Saturday, 6 October 2012

Interior Services Group


 “An international construction services company delivering fit out, construction and a range of specialist services”,.

I was attracted to the company by a hefty dividend, low P/E ratio and Director purchases despite the company clearly competing against a lack lustre UK economy, competitive pressures and the inevitability of squeezed margins.

As ever, I wasn’t expecting a quick turnaround on this investment, but longer term it looks a good bet.

Whilst it was disappointing that they reduced dividend payments in the current year, the yield is still over 6%, and management are committed to a progressive dividend policy. The company is still heavily reliant on the UK, but overseas operations are growing rapidly and there is plenty of cash on the balance sheet. Hopefully, the UK is seeing some green shoots of recovery.

The 2012 outlook statement was encouraging without being overly optimistic.

I bought shares at around £1.35, and did see them fall back to just over £1 at one point, however, they have recovered since and I am now slightly in profit.

Having seen what happened at Zetar yesterday I’m intrigued, whilst I’m pleased with the rapid share price recovery, I see no particular driver for it at present. Yes, in the long term I believe that the company will prosper and the share price improve considerably from here, but I wonder why there has been a sudden interest at this juncture.

Interior Services have talked about acquisitions to fuel further growth, but like Zetar will they become the prey. If share price action is anything to go by then, given the similarities, the answer is possibly yes.

Friday, 5 October 2012

Sweet profit at Zetar

Well you don't expect that kind of RNS after hours on a Friday evening, but I'll take it!!!

It appears that a German company called Zertus have made a cash offer of £2.97 for the entire issued share capital of Zetar.

As you may remember, I bought shares in Zetar in July 2011 (see blog dated Monday 25th July 2011) for around £2.20.

If you read the post then you will see that, longer term, I believe that they are probably worth between £4-£4.50.

However, I'm not going to turn my nose up at a 33% profit in just over a year. Where to put my profits next is the question that will occupy me now, although there are still plenty of small cap bargains.

I suppose that the offer wasn't a surprise really, and in my July post, I did say the following:-

"There has been plenty of consolidation in this sector in recent times (think Cadbury’s and Uniq). In fact whilst Zetar are looking towards organic growth, they are keeping an eye out for small bolt on acquisitions, although will they inevitably become a target themselves?"
 
Plenty of small cap companies are still hugely undervalued, the predators know this and are sniffing around.
 
 
 


Saturday, 29 September 2012

Get to know the companies you invest in, and keep them on your monitor-Indigovision


Regular readers of my blog will remember that some time ago I sold the remainder of my holding in Indigovision to bank an overall profit of 750%. You can read the previous posts which detailed my reasoning, but in summary their trading statements indicated that growth and margins were faltering, and I predicted that the share price would fall back below £2 which it subsequently did.

However, I also wrote that I would keep the company on my monitor and that it was vulnerable to an opportunistic bid approach.

Late afternoon on Friday 25 Nov 2011, Indigovision suddenly released one of the most bullish trading statements I’d ever seen from this company.
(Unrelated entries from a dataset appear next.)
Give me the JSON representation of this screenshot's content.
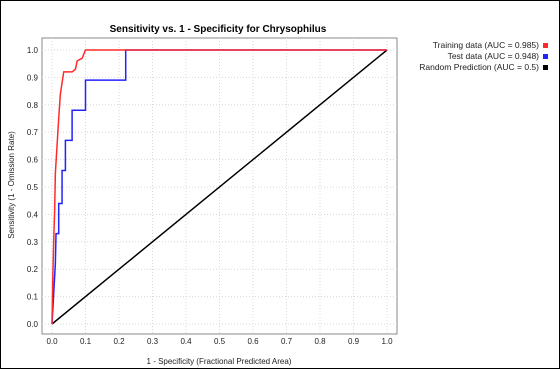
{
  "chart_data": {
    "type": "line",
    "title": "Sensitivity vs. 1 - Specificity for Chrysophilus",
    "xlabel": "1 - Specificity  (Fractional Predicted Area)",
    "ylabel": "Sensitivity  (1 - Omission Rate)",
    "xlim": [
      0,
      1
    ],
    "ylim": [
      0,
      1
    ],
    "xticks": [
      "0.0",
      "0.1",
      "0.2",
      "0.3",
      "0.4",
      "0.5",
      "0.6",
      "0.7",
      "0.8",
      "0.9",
      "1.0"
    ],
    "yticks": [
      "0.0",
      "0.1",
      "0.2",
      "0.3",
      "0.4",
      "0.5",
      "0.6",
      "0.7",
      "0.8",
      "0.9",
      "1.0"
    ],
    "grid": true,
    "legend_position": "right",
    "series": [
      {
        "name": "Training data (AUC = 0.985)",
        "color": "#ff2a2a",
        "points": [
          [
            0,
            0
          ],
          [
            0.002,
            0.15
          ],
          [
            0.005,
            0.3
          ],
          [
            0.008,
            0.42
          ],
          [
            0.01,
            0.55
          ],
          [
            0.015,
            0.65
          ],
          [
            0.02,
            0.75
          ],
          [
            0.025,
            0.84
          ],
          [
            0.03,
            0.88
          ],
          [
            0.035,
            0.92
          ],
          [
            0.06,
            0.92
          ],
          [
            0.07,
            0.93
          ],
          [
            0.075,
            0.96
          ],
          [
            0.09,
            0.97
          ],
          [
            0.1,
            1.0
          ],
          [
            1.0,
            1.0
          ]
        ]
      },
      {
        "name": "Test data (AUC = 0.948)",
        "color": "#2222ff",
        "points": [
          [
            0,
            0
          ],
          [
            0.01,
            0.22
          ],
          [
            0.012,
            0.33
          ],
          [
            0.02,
            0.33
          ],
          [
            0.02,
            0.44
          ],
          [
            0.03,
            0.44
          ],
          [
            0.03,
            0.56
          ],
          [
            0.04,
            0.56
          ],
          [
            0.04,
            0.67
          ],
          [
            0.06,
            0.67
          ],
          [
            0.06,
            0.78
          ],
          [
            0.1,
            0.78
          ],
          [
            0.1,
            0.89
          ],
          [
            0.22,
            0.89
          ],
          [
            0.22,
            1.0
          ],
          [
            1.0,
            1.0
          ]
        ]
      },
      {
        "name": "Random Prediction (AUC = 0.5)",
        "color": "#000000",
        "points": [
          [
            0,
            0
          ],
          [
            1,
            1
          ]
        ]
      }
    ]
  }
}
Knowing the company well, and the implications that an improvement in margins, and a reduction in operating costs would have on the bottom line, I bought shares for around £2.70.

I had no idea about the drama that was to subsequently unfold, but the opportunistic bid did appear from the most unlikely source i.e. the now ousted Chief Executive, and although the final bid (rumoured to be around £4) was rejected, the company appears to have regained momentum.

Final results released on Thursday (27/9/12) are encouraging with a resumption of double digit growth in the second half which has carried over into the current trading year. Most pleasingly they have hiked the dividend by 33% year on year, and proposed a special dividend of 70p per share. Fantastic. I always interpret these moves as a positive sign. They don’t need the cash to fuel growth, and investors get the opportunity to reinvest or spend their money however they like.

For those investors who know this company well, the implications for operating profits from double digit top line growth are exciting, and I’ll be holding tightly for the foreseeable future.

If growth doesn’t retain its current momentum then don’t be surprised to see Vellacott return with another offer. Overall, the balance of probabilities is favourable for further share price rises, and meanwhile I’ll gratefully accept the dividend and special dividend payments.

Finally, over the past year or so, I have been accumulating shares in other small/micro-cap companies whilst there is still a sale on. More to follow in later blogs.